Comparison: Raiden Network

µRaiden is not part of the Raiden Network. However, it was built using the same state channel idea and implements it in a less general fashion. It focuses on the concrete application of charging per-use of APIs, digital content and utilities via micropayments in Ethereum based ERC20 tokens.

The main differences between the Raiden Network and µRaiden are:

  • µRaiden is a many-to-one unidirectional payment channel protocol.

A payment channel in the Raiden Network is based on the same principles as µRaiden, but is laid out bidirectionally, so that the roles of sender and receiver are mutable. Additionally it uses a special cryptographic protocol to connect the owners of those singular payment channels to form an interconnected network of channels.

This allows participants of the Raiden Network to efficiently send transfers without being forced to pay for opening new channels with people who are already in the network - it is a many-to-many payment solution.

  • µRaiden’s off-chain transactions do not cost anything as they are only exchanged between sender and receiver, because they don’t use intermediary channels.

Apart from the initial cost of opening up a channel, a µRaiden transaction doesn’t cost anything, because to deliver the payment itself is as easy as putting some additional data in a http-request.

To be able to use an existing channel in an interconnected network of channels, the Raiden Network requires an additional, sophisticated application transport layer. The forwarding of payments from sender to receiver through the network is based on incentivizing intermediary users to lend their resources in a secure and automated way.

Sender / Receiver

Since µRaiden enables easy micropayments from one party to another, the application is structured in 2 logically separated parts:

  • the Sender or Client side of a payment
  • the Receiver or Proxy-Server side of a payment

The Sender is the one who initially deposits Ether in the µRaiden payment channel. From this point on he signs so called balance proofs with his private key. A balance-proof functions as a valid micropayment, once the Receiver gets hold of it and keeps it on his disk.

The µRaiden application has different implementations for different scenarios for the Sender side:

  • a JavaScript client that runs in the Senders browser whenever the Sender visits the Receiver’s webpage
  • a Python client that runs on the Sender’s machine and makes http requests to the Receiver’s Proxy-Server instance

A typical use case for the JavaScript client would be a content provider, who wants to receive micropayments for accessing paywalled content. The content provider is the Receiver in this scenario and he would integrate µRaiden’s Proxy-Server for example in his flask or Django backend. At the same time, the content provider would serve an implementation of µRaiden’s JavaScript Client from his webpage. All that the consumer of the paywalled content now needs is an Ethereum account that is backed with some RDN and that is web3 accessible (for example with MetaMask). The JavaScript client will run in the consumer’s browser and once it needs to sign a microtransaction the MetaMask plugin will pop up and ask for confirmation.
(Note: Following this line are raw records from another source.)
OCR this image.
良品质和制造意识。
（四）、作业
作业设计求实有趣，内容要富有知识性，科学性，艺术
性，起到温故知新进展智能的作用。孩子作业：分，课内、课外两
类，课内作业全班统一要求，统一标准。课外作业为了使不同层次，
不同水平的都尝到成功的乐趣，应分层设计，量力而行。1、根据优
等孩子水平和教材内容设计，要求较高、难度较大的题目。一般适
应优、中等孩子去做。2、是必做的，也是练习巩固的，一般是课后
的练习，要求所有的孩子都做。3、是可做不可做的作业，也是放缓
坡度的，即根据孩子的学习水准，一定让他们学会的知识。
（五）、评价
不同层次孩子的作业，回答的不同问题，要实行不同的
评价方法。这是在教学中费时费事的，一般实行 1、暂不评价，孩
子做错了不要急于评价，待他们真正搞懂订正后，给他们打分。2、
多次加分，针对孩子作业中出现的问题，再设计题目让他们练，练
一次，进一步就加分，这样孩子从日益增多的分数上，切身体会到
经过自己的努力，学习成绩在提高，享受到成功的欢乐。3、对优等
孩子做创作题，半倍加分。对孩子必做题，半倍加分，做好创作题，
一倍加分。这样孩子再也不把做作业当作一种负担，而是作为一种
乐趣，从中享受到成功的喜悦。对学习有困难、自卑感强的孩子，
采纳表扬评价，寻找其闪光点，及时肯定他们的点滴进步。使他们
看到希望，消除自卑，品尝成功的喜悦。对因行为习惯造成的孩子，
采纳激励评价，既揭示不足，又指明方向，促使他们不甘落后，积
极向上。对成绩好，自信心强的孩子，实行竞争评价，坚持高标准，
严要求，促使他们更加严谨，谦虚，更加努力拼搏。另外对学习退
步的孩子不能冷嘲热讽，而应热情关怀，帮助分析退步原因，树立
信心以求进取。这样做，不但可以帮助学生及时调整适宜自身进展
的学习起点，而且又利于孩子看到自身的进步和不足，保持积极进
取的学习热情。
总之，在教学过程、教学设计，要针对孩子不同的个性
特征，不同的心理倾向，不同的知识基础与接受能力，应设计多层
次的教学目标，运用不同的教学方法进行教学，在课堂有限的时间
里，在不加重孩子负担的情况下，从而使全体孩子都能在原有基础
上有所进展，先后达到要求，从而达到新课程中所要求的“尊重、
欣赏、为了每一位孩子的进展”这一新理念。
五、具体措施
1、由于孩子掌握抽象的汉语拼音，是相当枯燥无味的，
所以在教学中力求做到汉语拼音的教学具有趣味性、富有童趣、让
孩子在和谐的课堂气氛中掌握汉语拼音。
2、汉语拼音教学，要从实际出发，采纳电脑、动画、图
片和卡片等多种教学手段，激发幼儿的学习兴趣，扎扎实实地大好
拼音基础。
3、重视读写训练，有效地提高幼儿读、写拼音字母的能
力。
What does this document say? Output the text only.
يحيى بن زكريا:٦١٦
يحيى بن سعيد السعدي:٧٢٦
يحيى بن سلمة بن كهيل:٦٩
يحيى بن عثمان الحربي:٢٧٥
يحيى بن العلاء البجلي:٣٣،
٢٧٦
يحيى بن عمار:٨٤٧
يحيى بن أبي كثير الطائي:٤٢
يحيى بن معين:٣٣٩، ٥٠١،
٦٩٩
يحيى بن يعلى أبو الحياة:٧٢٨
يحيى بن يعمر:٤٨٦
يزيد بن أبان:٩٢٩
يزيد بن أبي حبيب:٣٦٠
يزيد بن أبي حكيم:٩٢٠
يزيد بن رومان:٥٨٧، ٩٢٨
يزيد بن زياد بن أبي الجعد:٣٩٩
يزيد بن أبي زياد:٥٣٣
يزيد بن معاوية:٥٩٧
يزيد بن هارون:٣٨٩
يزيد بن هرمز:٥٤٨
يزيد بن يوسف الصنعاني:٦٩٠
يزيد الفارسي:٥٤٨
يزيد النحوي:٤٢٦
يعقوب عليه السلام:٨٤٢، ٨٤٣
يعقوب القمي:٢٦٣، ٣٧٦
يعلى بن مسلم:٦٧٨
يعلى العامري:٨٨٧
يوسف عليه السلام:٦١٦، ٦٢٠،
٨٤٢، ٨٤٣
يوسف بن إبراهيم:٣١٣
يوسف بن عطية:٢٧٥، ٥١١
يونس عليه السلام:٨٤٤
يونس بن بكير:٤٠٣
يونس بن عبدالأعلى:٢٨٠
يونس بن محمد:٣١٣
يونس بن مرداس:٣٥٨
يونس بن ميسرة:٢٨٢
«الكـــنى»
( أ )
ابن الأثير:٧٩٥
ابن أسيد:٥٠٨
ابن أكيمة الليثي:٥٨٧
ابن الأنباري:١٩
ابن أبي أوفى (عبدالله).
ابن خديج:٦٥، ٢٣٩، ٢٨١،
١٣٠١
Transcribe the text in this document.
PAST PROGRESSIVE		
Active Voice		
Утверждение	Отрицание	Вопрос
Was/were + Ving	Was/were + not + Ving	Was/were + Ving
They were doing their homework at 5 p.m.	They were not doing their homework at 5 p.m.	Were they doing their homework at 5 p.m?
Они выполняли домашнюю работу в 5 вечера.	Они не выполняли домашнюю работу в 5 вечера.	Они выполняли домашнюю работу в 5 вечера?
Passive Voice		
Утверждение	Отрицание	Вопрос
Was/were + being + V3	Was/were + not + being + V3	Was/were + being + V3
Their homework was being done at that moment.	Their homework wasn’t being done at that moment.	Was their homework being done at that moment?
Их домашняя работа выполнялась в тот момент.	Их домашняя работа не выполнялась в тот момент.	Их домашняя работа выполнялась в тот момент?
The Python client would get mainly used in Machine-to-Machine (M2M) applications or more customized applications without the use of a browser. In this scenario, the Sender has to actively install the client application and connect it to his standard blockchain-interface (like geth or parity).The client will then send out http-requests to a known Receiver that is running a Proxy-Server application. Price information on the requested resource will be sent from the Receiver to the Sender in a custom http-Header. Vice versa, once the Sender has processed his business-logic (like evaluating the price), he will repeat the http-request with a matching balance proof embedded in the custom http-Header. This balance proof signature represents the actual micropayment and should be followed up by the Receiver with the delivery of the requested resource.


Schematic overview of an exemplaric µRaiden application [1] [3]

Off-chain transactions

A visual description of the process can be found here.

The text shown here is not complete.